A

David

Darling

vector space

vector space

A quadrilateral formed by two vectors (a, b) and (c, d). Vectors may be added together and multiplied (scaled) by numbers called scalars.


A vector space, also known as a linear space, is the most fundamental concept in linear algebra. A vector space is a set of vectors together with a field of scalars such that: the sum of any two members of the set is a vector also in the set, and multiplication of a member of the set by a member of the field produces a vector also in the set. It is a generalization of the set of all geometrical vectors and is used throughout modern mathematics. Like the concepts of a group, a ring, and a field, that of a vector space is entirely abstract.

 

Italian mathematician Guiseppe Peano, a founder of mathematical logic and set theory, defined the vector space in his work Geometrical Calculation According to the Ausdehnungslhere of H. Grassmann, published in 1888. Mathematically a set of vectors form a vector space provided that it meets several conditions, such as closure under addition, the associative law, the commutative law, and the distributive law.

 

As an abstract way of extending Euclidean geometry's application to physical space, the vector space permits the scientist to assign numbers to given states of things at a certain time, and to calculate the results of forces acting on those things into the future.
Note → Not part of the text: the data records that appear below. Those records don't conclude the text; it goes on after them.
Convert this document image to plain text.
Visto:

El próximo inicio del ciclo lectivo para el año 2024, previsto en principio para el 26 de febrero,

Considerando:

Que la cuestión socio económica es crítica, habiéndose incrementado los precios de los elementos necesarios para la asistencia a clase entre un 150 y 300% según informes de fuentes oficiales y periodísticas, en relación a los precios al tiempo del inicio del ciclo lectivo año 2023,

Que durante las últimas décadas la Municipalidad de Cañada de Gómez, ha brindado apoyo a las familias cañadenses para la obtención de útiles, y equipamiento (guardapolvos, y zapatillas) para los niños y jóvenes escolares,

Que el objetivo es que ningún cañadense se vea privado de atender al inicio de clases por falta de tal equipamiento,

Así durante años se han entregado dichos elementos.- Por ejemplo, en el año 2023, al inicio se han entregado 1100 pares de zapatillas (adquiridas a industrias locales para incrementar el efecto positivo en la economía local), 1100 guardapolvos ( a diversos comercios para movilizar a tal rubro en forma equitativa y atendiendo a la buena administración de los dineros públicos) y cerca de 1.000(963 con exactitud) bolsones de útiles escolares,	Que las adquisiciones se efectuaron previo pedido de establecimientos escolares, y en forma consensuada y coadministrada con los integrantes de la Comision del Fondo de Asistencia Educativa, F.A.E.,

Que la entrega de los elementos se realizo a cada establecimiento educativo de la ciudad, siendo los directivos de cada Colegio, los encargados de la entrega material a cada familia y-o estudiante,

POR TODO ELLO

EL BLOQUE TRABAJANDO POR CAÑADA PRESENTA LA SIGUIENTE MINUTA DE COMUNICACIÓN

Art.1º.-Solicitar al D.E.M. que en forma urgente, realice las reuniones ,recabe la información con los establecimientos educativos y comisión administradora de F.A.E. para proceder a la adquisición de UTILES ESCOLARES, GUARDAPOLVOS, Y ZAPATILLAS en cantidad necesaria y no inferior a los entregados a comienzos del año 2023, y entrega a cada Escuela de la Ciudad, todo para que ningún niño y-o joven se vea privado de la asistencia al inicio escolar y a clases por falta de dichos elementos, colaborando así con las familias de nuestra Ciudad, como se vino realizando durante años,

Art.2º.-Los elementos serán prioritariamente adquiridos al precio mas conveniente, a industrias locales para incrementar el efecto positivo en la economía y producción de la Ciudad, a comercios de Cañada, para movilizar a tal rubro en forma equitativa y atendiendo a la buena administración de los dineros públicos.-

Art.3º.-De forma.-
For example, suppose the things are physical particles when multiple forces simultaneously act on a particle at a point, each represented by a vector, the resulting combined force is easily calculated because forces combine as vectors add. A collection of points forming a field with infinite degrees of freedom can be acted upon by numerous simultaneous forces, and the subsequent behaviour of the field can be predicted.

 

After calculus, no mathematical technique is more useful across science than vector spaces and the linear algebra used with them. Modern theoretical physics — from classical mechanics, fluid theory, electromagnetic fiel theory, solid state physics, and particle physics, all the way to special and general relativity and quantum physics — relies extensively on them. English theoretical physics Paul Dirac found vector spaces crucial for handling the principle of superposition and other problems in quantum mechanics. Dirac said: "Now any mathematical quantities which can be added to give new quantities of the same nature may be represented by vectors in a suitable vector space with a sufficiently large number of dimensions". Even disciplines such as neuroscience make use of vector spaces.